Within that cluster, the stylistic range runs from Bar Bask's Basque and Spanish contemporary format to a food affair's Asian positioning to the Modern Flemish frameworks of Vrijmoed and Souvenir. The last two are most frequently compared, but their approaches diverge significantly. Vrijmoed operates at the higher price tier and spans a broader culinary vocabulary; Souvenir has narrowed its scope deliberately, betting that vegetables treated with real technical ambition can hold attention across a full tasting format. The OAD trajectory and Michelin recognition suggest that bet is paying off. For additional addresses across the spectrum, our full Gent restaurants guide covers the city comprehensively.
Planning a Visit
Souvenir operates on a limited weekly schedule: lunch service runs Thursday and Friday from noon to 1:30 pm, while dinner runs Thursday through Saturday from 7 to 9 pm. The kitchen is closed Sunday through Wednesday. That five-service-per-week rhythm is characteristic of small creative restaurants at this level in Belgium, where the kitchen's ability to maintain quality is tied directly to production time and sourcing logistics. The address is Brabantdam 134, 9000 Gent. Given the Michelin star and consistent OAD placement, advance booking is advisable; the compressed weekly schedule means available slots fill quickly, particularly for Thursday and Friday dinner. For hotels in the area, our full Gent hotels guide maps the options relative to the city's dining geography. Those building a longer stay around Gent's food and drink scene should also consult our full Gent bars guide and our full Gent experiences guide. For the broader Belgian fine-dining context, De Jonkman in Sint-Kruis offers a useful reference point in the Modern Flemish, Creative category.

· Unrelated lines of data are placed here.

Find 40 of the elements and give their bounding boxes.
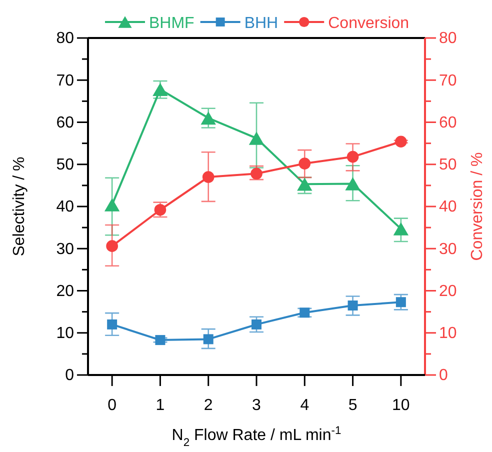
point: [297, 178, 312, 191]
x-tick-label: 3: [252, 396, 262, 414]
y2-tick-label: 0: [439, 367, 448, 384]
x-tick-label: 5: [348, 396, 358, 414]
y2-tick-label: 10: [439, 324, 457, 342]
legend-label: BHMF: [149, 15, 195, 32]
x-axis-title: N$_{2}$ Flow Rate / mL min$^{-1}$: [172, 425, 342, 449]
y-tick-label: 30: [56, 240, 74, 258]
y-tick-label: 70: [56, 72, 74, 90]
y-tick-label: 60: [56, 114, 74, 132]
y2-axis-title: Conversion / %: [469, 152, 486, 261]
x-tick-label: 10: [392, 396, 410, 414]
y-tick-label: 50: [56, 156, 74, 174]
x-tick-label: 0: [108, 396, 117, 414]
point: [106, 240, 118, 252]
point: [248, 132, 264, 145]
y2-tick-label: 40: [439, 198, 457, 216]
y2-tick-label: 30: [439, 240, 457, 258]
y-tick-label: 40: [56, 198, 74, 216]
y2-tick-label: 70: [439, 72, 457, 90]
y-tick-label: 80: [56, 30, 74, 48]
y2-tick-label: 50: [439, 156, 457, 174]
point: [104, 198, 120, 212]
y-axis-title: Selectivity / %: [11, 156, 28, 256]
x-tick-label: 4: [300, 396, 310, 414]
legend-label: Conversion: [328, 15, 410, 32]
y-tick-label: 0: [65, 367, 74, 384]
y2-tick-label: 80: [439, 30, 457, 48]
point: [393, 222, 409, 236]
legend-label: BHH: [244, 15, 278, 32]
point: [345, 177, 360, 190]
y2-tick-label: 20: [439, 282, 457, 300]
y2-tick-label: 60: [439, 114, 457, 132]
point: [346, 150, 359, 163]
x-tick-label: 1: [156, 396, 165, 414]
y-tick-label: 10: [56, 324, 74, 342]
x-tick-label: 2: [204, 396, 213, 414]
y-tick-label: 20: [56, 282, 74, 300]
point: [202, 171, 214, 183]
point: [298, 158, 311, 170]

Frequently Asked Questions
Is Souvenir okay with children?
At the €€€ price point in one of Gent's most focused tasting-menu formats, Souvenir is better suited to adults with a serious interest in vegetable-forward cooking than to younger children.

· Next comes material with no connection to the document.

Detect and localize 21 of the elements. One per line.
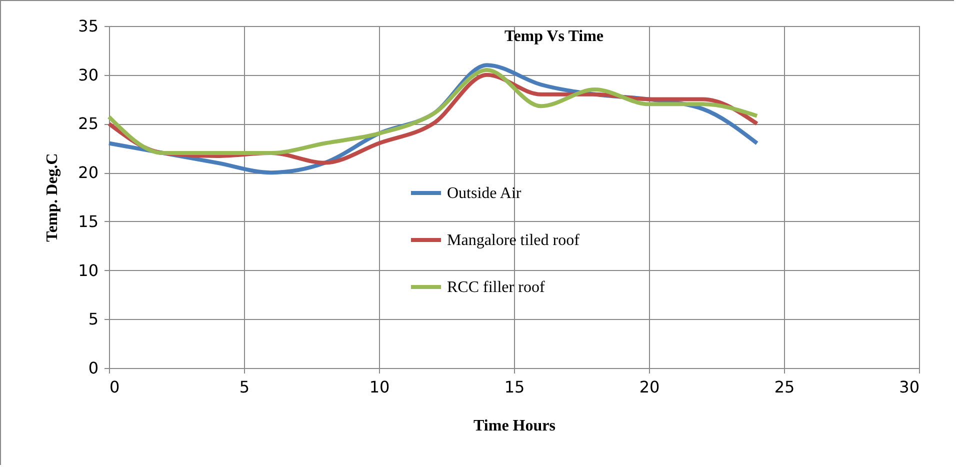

What's the vibe at Souvenir?
Gent's creative fine-dining rooms tend toward calm focus rather than spectacle, and Souvenir fits that pattern. A Michelin star and top-110 OAD European ranking at the €€€ tier position it as a serious but not stiff evening , the kind of table where the conversation is likely to end up being about the food.

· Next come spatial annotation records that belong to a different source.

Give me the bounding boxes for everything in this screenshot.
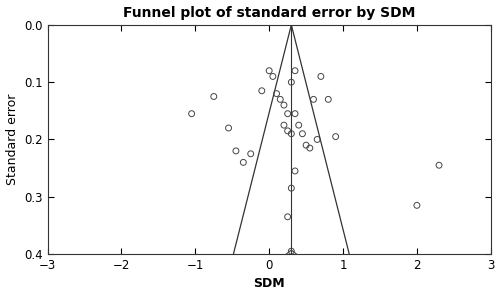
X-axis label: SDM: SDM: [254, 277, 285, 290]
Point: [272, 91, 280, 96]
Point: [246, 152, 254, 156]
Point: [413, 203, 421, 208]
Point: [291, 169, 299, 173]
Point: [298, 131, 306, 136]
Point: [276, 97, 284, 102]
Point: [288, 249, 296, 254]
Point: [288, 131, 296, 136]
Point: [280, 103, 288, 107]
Point: [288, 80, 296, 85]
Point: [224, 126, 232, 130]
Point: [284, 214, 292, 219]
Point: [269, 74, 277, 79]
Point: [280, 123, 288, 128]
Point: [265, 68, 273, 73]
Point: [284, 111, 292, 116]
Point: [291, 68, 299, 73]
Point: [435, 163, 443, 168]
Point: [210, 94, 218, 99]
Point: [291, 111, 299, 116]
Point: [302, 143, 310, 147]
Point: [232, 149, 240, 153]
Point: [294, 123, 302, 128]
Point: [313, 137, 321, 142]
Title: Funnel plot of standard error by SDM: Funnel plot of standard error by SDM: [123, 6, 416, 20]
Point: [284, 128, 292, 133]
Point: [188, 111, 196, 116]
Y-axis label: Standard error: Standard error: [6, 94, 18, 185]
Point: [288, 186, 296, 191]
Point: [306, 146, 314, 150]
Point: [310, 97, 318, 102]
Point: [317, 74, 325, 79]
Point: [324, 97, 332, 102]
Point: [332, 134, 340, 139]
Point: [240, 160, 248, 165]
Point: [258, 89, 266, 93]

What's the leading thing to order at Souvenir?
Order the full tasting menu. The kitchen's commitment to vegetable-led cooking across every course, executed with Michelin-recognised technique and underpinned by Sigurdarson's produce-first philosophy, is most coherent as a complete sequence rather than individual plates. If a plant-based menu option is available on the night, the OAD assessors have noted it as worth requesting.